SHOWCASE 5. COINS FROM TREASURE-TROVES OF THE XIVTH-XVIITH CENTURIESClose
The collection of rarities is remarkable for the monetary units, used throughout the Golden Horde, and treasures, referred to the period to the time of the the Tataro-Mongol Yoke in Russia and the Tokhtamysh's Siege of Moscow in 1382 in particular. For example, the Tatar dirhams (or dirhems) and Russian grivnas-ingots — "poltinas" of the XIVth century; a coin, which is regarded as having been minted during Khiz(i)r Khan (Khidr Khan), and an ingot, bearing some Russian stamps. Treasure-troves with coins of the Golden Horde, Crimean Khanate and Genoese-Tatar akçe coins of the XVth century have been discovered in the territory of the former Ascension Convent and Chudov Monastery in the Moscow Kremlin. The artifacts serve as an evidence of close relations established between Moscow and Italy and Crimea in the time of Tsar Ivan III, as well as indicate the presence of representatives of the Tatar khans in the Kremlin.

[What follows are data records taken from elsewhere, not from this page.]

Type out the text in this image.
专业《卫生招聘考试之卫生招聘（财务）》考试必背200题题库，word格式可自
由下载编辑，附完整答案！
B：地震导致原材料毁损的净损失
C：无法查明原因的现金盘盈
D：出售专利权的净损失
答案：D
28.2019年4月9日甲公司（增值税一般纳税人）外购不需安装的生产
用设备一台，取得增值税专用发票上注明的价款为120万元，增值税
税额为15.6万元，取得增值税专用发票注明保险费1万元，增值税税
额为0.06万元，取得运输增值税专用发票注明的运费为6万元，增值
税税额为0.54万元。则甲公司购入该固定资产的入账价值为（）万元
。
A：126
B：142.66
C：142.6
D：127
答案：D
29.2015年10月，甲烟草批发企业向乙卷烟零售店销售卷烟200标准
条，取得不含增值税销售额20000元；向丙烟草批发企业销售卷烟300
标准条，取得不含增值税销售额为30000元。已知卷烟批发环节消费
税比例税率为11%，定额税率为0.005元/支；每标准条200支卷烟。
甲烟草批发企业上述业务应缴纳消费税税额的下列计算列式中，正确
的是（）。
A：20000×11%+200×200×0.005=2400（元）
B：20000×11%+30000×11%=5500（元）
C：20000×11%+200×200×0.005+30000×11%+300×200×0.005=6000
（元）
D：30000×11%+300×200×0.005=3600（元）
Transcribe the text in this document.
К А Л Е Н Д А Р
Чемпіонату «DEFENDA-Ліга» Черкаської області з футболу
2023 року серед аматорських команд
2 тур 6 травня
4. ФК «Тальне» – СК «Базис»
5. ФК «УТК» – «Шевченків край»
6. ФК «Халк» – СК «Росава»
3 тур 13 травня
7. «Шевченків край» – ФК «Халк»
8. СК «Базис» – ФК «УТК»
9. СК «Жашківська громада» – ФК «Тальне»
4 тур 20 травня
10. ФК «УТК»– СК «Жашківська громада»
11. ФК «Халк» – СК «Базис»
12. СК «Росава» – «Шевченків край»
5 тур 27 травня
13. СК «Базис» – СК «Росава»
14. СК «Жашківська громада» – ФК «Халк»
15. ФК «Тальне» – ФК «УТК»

Along with a green glazed jug and pieces of ornamented tile the visitors can observe a collection of Russian money of the XVth-XVIth centuries from the treasure-trove, discovered in 1930s in the territory of the demolished Ascension Convent and Chudov Monastery in the Moscow Kremlin, and coins from a treasure-trove, dated back to the early XVIIth century.
A remarkable jug is exposed along with finds from the treasure-trove of 1612, which was discovered in 1994 while the Kremlin Senate building was being restored. It is notable for silver and gold coins-copecks, minted in Moscow and Novgorod on the order of Vladislav Zigimontovych, elected Tsar in 1610 by the Moscow aristocracy council of "the Seven boyars" after Vasily Shuysky had been overthrown during the Polish-Muscovite War in the Time of Troubles. It is the largest collection of such coins in Russia. The real rarities are the copeck, minted in Moscow by the Second Narodnoe Opolcheniye in 1612–1613, and the Polish coin-grosz of 1594, which also serve as a memorial item commemorative of the epoch of the Time of Troubles.
The exposition incorporates coins of the mid XVIIth century, derived from a large treasure-trove in 1939. Hidden in a metal jug in the through-passage of the Spasskaya Tower, this outstanding treasure contained over 33800 precious items. The collection, which also included pectoral crosses and jewellery, could have been concealed in the time of the Moscow Uprising of 1648 (the Salt Riot).
Some of the exposed ancient vessels and dishes are considered to have been used as containers for keeping money.